Great work, haertig. I'm pleased and impressed that you rose to the challenge.
Scroll down until you find New York City. You will see that there is a "Rate per 100,000 individuals" row down a few rows below New York City. Unfortunately, this rate/100000 is for a group of cities including New York City, but you can calculate the rate for NYC alone using the raw numbers. For New York City, it shows the population is 8,336,002 and the number of violent crimes is 48,489. Doing the math, you will see this comes out to a "Rate per 100000" of 581.7 for New York City.
Now scroll up and down that Table 6 and compare 581.7 to other cities. The vast majority are well below New York Cities numbers. A few are higher (look at Anchorage Alaska with a rate of 812.9). A few are far lower (see Bangor Maine with 68.4).

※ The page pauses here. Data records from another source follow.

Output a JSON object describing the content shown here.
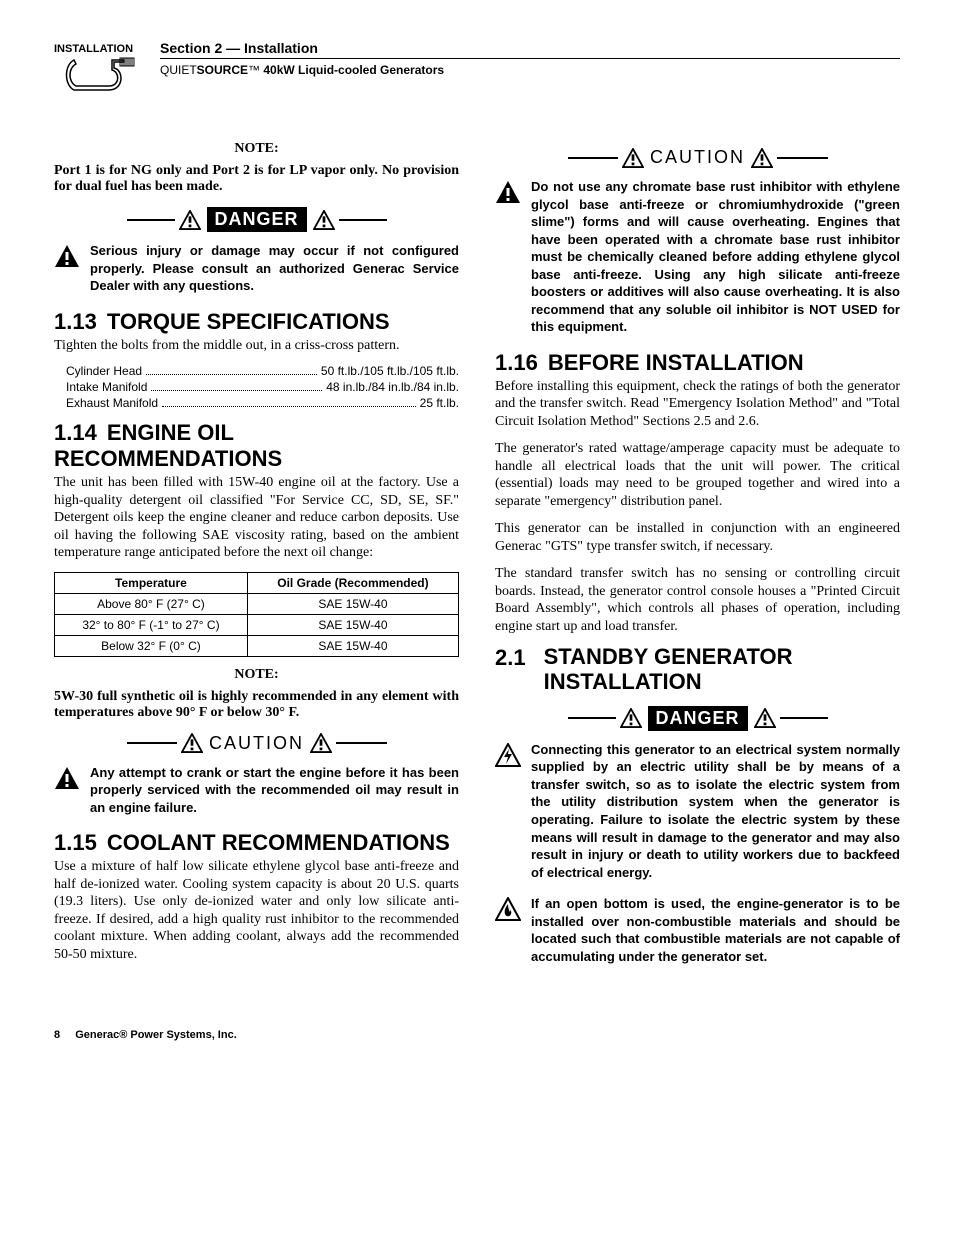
{
  "header": {
    "section_label": "Section 2 — Installation",
    "subtitle_light": "QUIET",
    "subtitle_bold1": "SOURCE",
    "subtitle_tm": "™",
    "subtitle_bold2": " 40kW Liquid-cooled Generators",
    "installation_word": "INSTALLATION"
  },
  "left": {
    "note1_label": "NOTE:",
    "note1_body": "Port 1 is for NG only and Port 2 is for LP vapor only. No provision for dual fuel has been made.",
    "danger1_text": "Serious injury or damage may occur if not configured properly. Please consult an authorized Generac Service Dealer with any questions.",
    "h113_num": "1.13",
    "h113_txt": "TORQUE SPECIFICATIONS",
    "h113_body": "Tighten the bolts from the middle out, in a criss-cross pattern.",
    "specs": [
      {
        "label": "Cylinder Head",
        "value": "50 ft.lb./105 ft.lb./105 ft.lb."
      },
      {
        "label": "Intake Manifold",
        "value": "48 in.lb./84 in.lb./84 in.lb."
      },
      {
        "label": "Exhaust Manifold",
        "value": "25 ft.lb."
      }
    ],
    "h114_num": "1.14",
    "h114_txt": "ENGINE OIL RECOMMENDATIONS",
    "h114_body": "The unit has been filled with 15W-40 engine oil at the factory. Use a high-quality detergent oil classified \"For Service CC, SD, SE, SF.\" Detergent oils keep the engine cleaner and reduce carbon deposits. Use oil having the following SAE viscosity rating, based on the ambient temperature range anticipated before the next oil change:",
    "oil_table": {
      "headers": [
        "Temperature",
        "Oil Grade (Recommended)"
      ],
      "rows": [
        [
          "Above 80° F (27° C)",
          "SAE 15W-40"
        ],
        [
          "32° to 80° F (-1° to 27° C)",
          "SAE 15W-40"
        ],
        [
          "Below 32° F (0° C)",
          "SAE 15W-40"
        ]
      ]
    },
    "note2_label": "NOTE:",
    "note2_body": "5W-30 full synthetic oil is highly recommended in any element with temperatures above 90° F or below 30° F.",
    "caution1_text": "Any attempt to crank or start the engine before it has been properly serviced with the recommended oil may result in an engine failure.",
    "h115_num": "1.15",
    "h115_txt": "COOLANT RECOMMENDATIONS",
    "h115_body": "Use a mixture of half low silicate ethylene glycol base anti-freeze and half de-ionized water. Cooling system capacity is about 20 U.S. quarts (19.3 liters). Use only de-ionized water and only low silicate anti-freeze. If desired, add a high quality rust inhibitor to the recommended coolant mixture. When adding coolant, always add the recommended 50-50 mixture."
  },
  "right": {
    "caution2_text": "Do not use any chromate base rust inhibitor with ethylene glycol base anti-freeze or chromiumhydroxide (\"green slime\") forms and will cause overheating. Engines that have been operated with a chromate base rust inhibitor must be chemically cleaned before adding ethylene glycol base anti-freeze. Using any high silicate anti-freeze boosters or additives will also cause overheating. It is also recommend that any soluble oil inhibitor is NOT USED for this equipment.",
    "h116_num": "1.16",
    "h116_txt": "BEFORE INSTALLATION",
    "h116_p1": "Before installing this equipment, check the ratings of both the generator and the transfer switch. Read \"Emergency Isolation Method\" and \"Total Circuit Isolation Method\" Sections 2.5 and 2.6.",
    "h116_p2": "The generator's rated wattage/amperage capacity must be adequate to handle all electrical loads that the unit will power. The critical (essential) loads may need to be grouped together and wired into a separate \"emergency\" distribution panel.",
    "h116_p3": "This generator can be installed in conjunction with an engineered Generac \"GTS\" type transfer switch, if necessary.",
    "h116_p4": "The standard transfer switch has no sensing or controlling circuit boards. Instead, the generator control console houses a \"Printed Circuit Board Assembly\", which controls all phases of operation, including engine start up and load transfer.",
    "h21_num": "2.1",
    "h21_txt": "STANDBY GENERATOR INSTALLATION",
    "danger2a_text": "Connecting this generator to an electrical system normally supplied by an electric utility shall be by means of a transfer switch, so as to isolate the electric system from the utility distribution system when the generator is operating. Failure to isolate the electric system by these means will result in damage to the generator and may also result in injury or death to utility workers due to backfeed of electrical energy.",
    "danger2b_text": "If an open bottom is used, the engine-generator is to be installed over non-combustible materials and should be located such that combustible materials are not capable of accumulating under the generator set."
  },
  "footer": {
    "page": "8",
    "company": "Generac® Power Systems, Inc."
  },
  "words": {
    "danger": "DANGER",
    "caution": "CAUTION"
  }
}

So there are a few scattered cities that are higher than NYC, but most are quite handily below it.
If you break up the statistics further, you'll see the large area aggregates (giving only the "rate per 1000000" for huge areas composed of many cities) disguises a lot of high crime rate cities. Detroit has an insane rate of 1887.4 violent crimes per 1000000, for example. San Francisco and Oakland are also surprisingly high. But these are not individually computed. So I am suspecting that NYC is more middling than your analysis above suggests. That does mean if we're talking about cities in general, then NYC doesn't look distinguished. So point taken.
However, if we're looking at a particular subset, say the biggest cities, perhaps things are different, and it may not be evident from the chart. My cursory calculation suggests that NYC's number may look pretty good for big cities. That agrees with the NY Post article that I quote in the previous post. It states: "New York has the lowest crime rate of the 25 largest cities in the country... Following New York in the lower crime rates for big cities were San Jose, Los Angeles, San Diego, Las Vegas, Philadelphia, Phoenix, Houston, Dallas and San Antonio." These places are all far bigger than Bangor.